We've been troubleshooting an issue with a user's magnum cluster, and determined that there was an issue with libvirt connecting to ceph. The VM wouldn't start up and showed as 'paused' state in libvirt; when we tried 'virsh resume' we got this message:
error: Timed out during operation: cannot acquire state change lock (held by monitor=remoteDispatchDomainCreateWithFlags)
There are also hints in the logs that virsh was trying to contact mons at "10.64.20.67", "10.64.20.68", "10.64.20.69" -- those are the addresses of cloudcephmon100[1-3] which no longer exist; the new ceph mons are "10.64.149.19", "10.64.151.5", "10.64.148.27"

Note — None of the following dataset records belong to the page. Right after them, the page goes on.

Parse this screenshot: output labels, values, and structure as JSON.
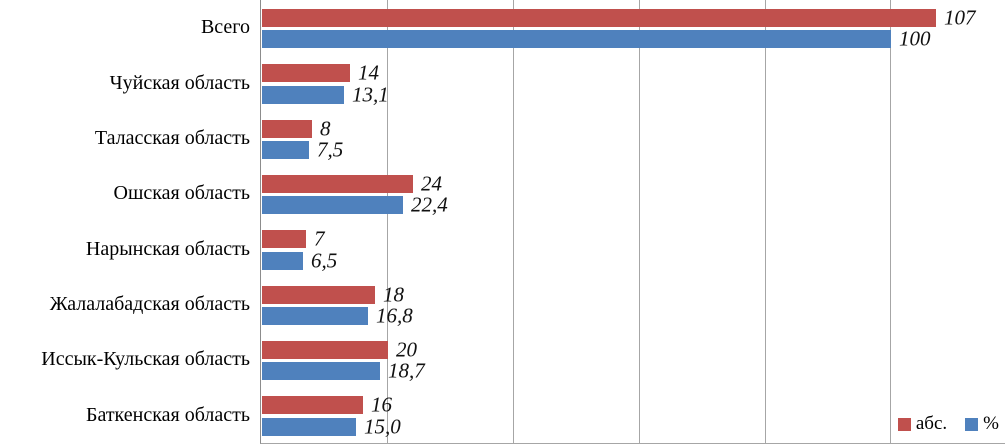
{
  "chart_data": {
    "type": "bar",
    "orientation": "horizontal",
    "title": "",
    "xlabel": "",
    "ylabel": "",
    "categories": [
      "Всего",
      "Чуйская область",
      "Таласская область",
      "Ошская область",
      "Нарынская область",
      "Жалалабадская область",
      "Иссык-Кульская область",
      "Баткенская область"
    ],
    "series": [
      {
        "name": "абс.",
        "color": "#C0504D",
        "values": [
          107,
          14,
          8,
          24,
          7,
          18,
          20,
          16
        ],
        "labels": [
          "107",
          "14",
          "8",
          "24",
          "7",
          "18",
          "20",
          "16"
        ]
      },
      {
        "name": "%",
        "color": "#4F81BD",
        "values": [
          100,
          13.1,
          7.5,
          22.4,
          6.5,
          16.8,
          18.7,
          15.0
        ],
        "labels": [
          "100",
          "13,1",
          "7,5",
          "22,4",
          "6,5",
          "16,8",
          "18,7",
          "15,0"
        ]
      }
    ],
    "xlim": [
      0,
      118.2
    ],
    "gridline_step": 20,
    "gridline_max": 100,
    "grid": true,
    "legend_position": "bottom-right"
  },
  "legend": {
    "items": [
      {
        "label": "абс.",
        "color": "#C0504D"
      },
      {
        "label": "%",
        "color": "#4F81BD"
      }
    ]
  },
  "colors": {
    "series_abs": "#C0504D",
    "series_pct": "#4F81BD",
    "gridline": "#a6a6a6",
    "axis": "#8c8c8c",
    "text": "#000000"
  }
}
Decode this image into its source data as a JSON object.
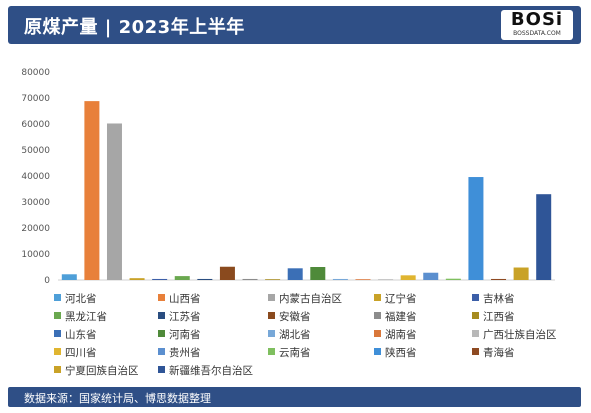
{
  "header": {
    "title": "原煤产量 | 2023年上半年",
    "logo_main": "BOSi",
    "logo_sub": "BOSSDATA.COM"
  },
  "footer": {
    "source": "数据来源：国家统计局、博思数据整理"
  },
  "colors": {
    "header_bg": "#2f4f86"
  },
  "chart_data": {
    "type": "bar",
    "ylim": [
      0,
      80000
    ],
    "yticks": [
      "0",
      "10000",
      "20000",
      "30000",
      "40000",
      "50000",
      "60000",
      "70000",
      "80000"
    ],
    "grid": false,
    "legend_position": "bottom",
    "categories": [
      "河北省",
      "山西省",
      "内蒙古自治区",
      "辽宁省",
      "吉林省",
      "黑龙江省",
      "江苏省",
      "安徽省",
      "福建省",
      "江西省",
      "山东省",
      "河南省",
      "湖北省",
      "湖南省",
      "广西壮族自治区",
      "四川省",
      "贵州省",
      "云南省",
      "陕西省",
      "青海省",
      "宁夏回族自治区",
      "新疆维吾尔自治区"
    ],
    "values": [
      2200,
      68800,
      60200,
      700,
      400,
      1500,
      400,
      5100,
      400,
      300,
      4500,
      5000,
      400,
      300,
      300,
      1800,
      2800,
      500,
      39600,
      400,
      4800,
      33000
    ],
    "colors": [
      "#4e9fd8",
      "#e8803a",
      "#a6a6a6",
      "#c9a227",
      "#3c5fa8",
      "#6aa84f",
      "#2a4d80",
      "#8a4a1e",
      "#8c8c8c",
      "#a68b1f",
      "#3b6fb6",
      "#4f8a3a",
      "#78a8d8",
      "#d9773a",
      "#b8b8b8",
      "#e0b530",
      "#5b8fcf",
      "#7fbf5f",
      "#3f8fd8",
      "#8e4a22",
      "#c9a227",
      "#2f5597"
    ]
  }
}
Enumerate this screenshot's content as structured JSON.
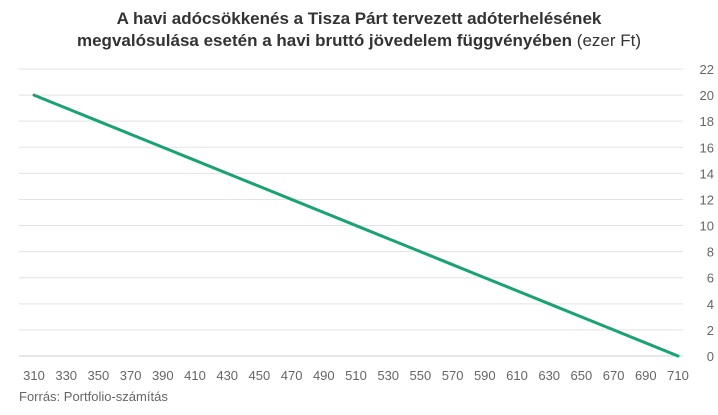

These old mon addresses can also be found in the nova_eqiad1 database:
mysql:root@localhost [nova_eqiad1]> select connection_info from block_device_mapping where instance_uuid='45a88d53-717d-4993-a759-d7bb3448
*************************** 1. row ***************************
connection_info: NULL
*************************** 2. row ***************************
connection_info: {"driver_volume_type": "rbd", "data": {"name": "eqiad1-cinder/volume-df1e18b3-6fea-4aea-a386-74806651fa42", "hosts": ["10.64.20.67", "10.64.20.68", "10.64.20.69"], "ports": ["6789", "6789", "6789"], "cluster_name": "ceph", "auth_enabled": true, "auth_username": "eqiad1-cinder", "secret_type": "ceph", "secret_uuid": "9dc683f1-f3d4-4c12-8b8f-f3ffdf36364d", "volume_id": "df1e18b3-6fea-4aea-a386-74806651fa42", "discard": true, "qos_specs": {"write_iops_sec": "500", "iops_sec": "5000", "total_bytes_sec": "200000000"}, "access_mode": "rw", "encrypted": false, "cacheable": false}, "status": "attaching", "instance": "45a88d53-717d-4993-a759-d7bb34480cc4", "attached_at": "2024-06-27T18:33:50.000000", "detached_at": "", "volume_id": "df1e18b3-6fea-4aea-a386-74806651fa42", "serial": "df1e18b3-6fea-4aea-a386-74806651fa42"}I was able to resolve the issue by updating those IPs in the database:
mysql:root@localhost [nova_eqiad1]> update block_device_mapping set connection_info='{"driver_volume_type": "rbd", "data": {"name": "eqiad1-cinder/volume-df1e18b3-6fea-4aea-a386-74806651fa42", "hosts": ["10.64.149.19", "10.64.151.5", "10.64.148.27"], "ports": ["6789", "6789", "6789"], "cluster_name": "ceph", "auth_enabled": true, "auth_username": "eqiad1-cinder", "secret_type": "ceph", "secret_uuid": "9dc683f1-f3d4-4c12-8b8f-f3ffdf36364d", "volume_id": "df1e18b3-6fea-4aea-a386-74806651fa42", "discard": true, "qos_specs": {"write_iops_sec": "500", "iops_sec": "5000", "total_bytes_sec": "200000000"}, "access_mode": "rw", "encrypted": false, "cacheable": false}, "status": "attaching", "instance": "45a88d53-717d-4993-a759-d7bb34480cc4", "attached_at": "2024-06-27T18:33:50.000000", "detached_at": "", "volume_id": "df1e18b3-6fea-4aea-a386-74806651fa42", "serial": "df1e18b3-6fea-4aea-a386-74806651fa42"}' where uuid="2ed1c589-b9ab-4f0f-a5a1-7a73b8b012a8";This is very concerning! Do we have hundreds of VMs with incorrect mon IPs backed in, waiting to fail as soon as we restart or migrate them?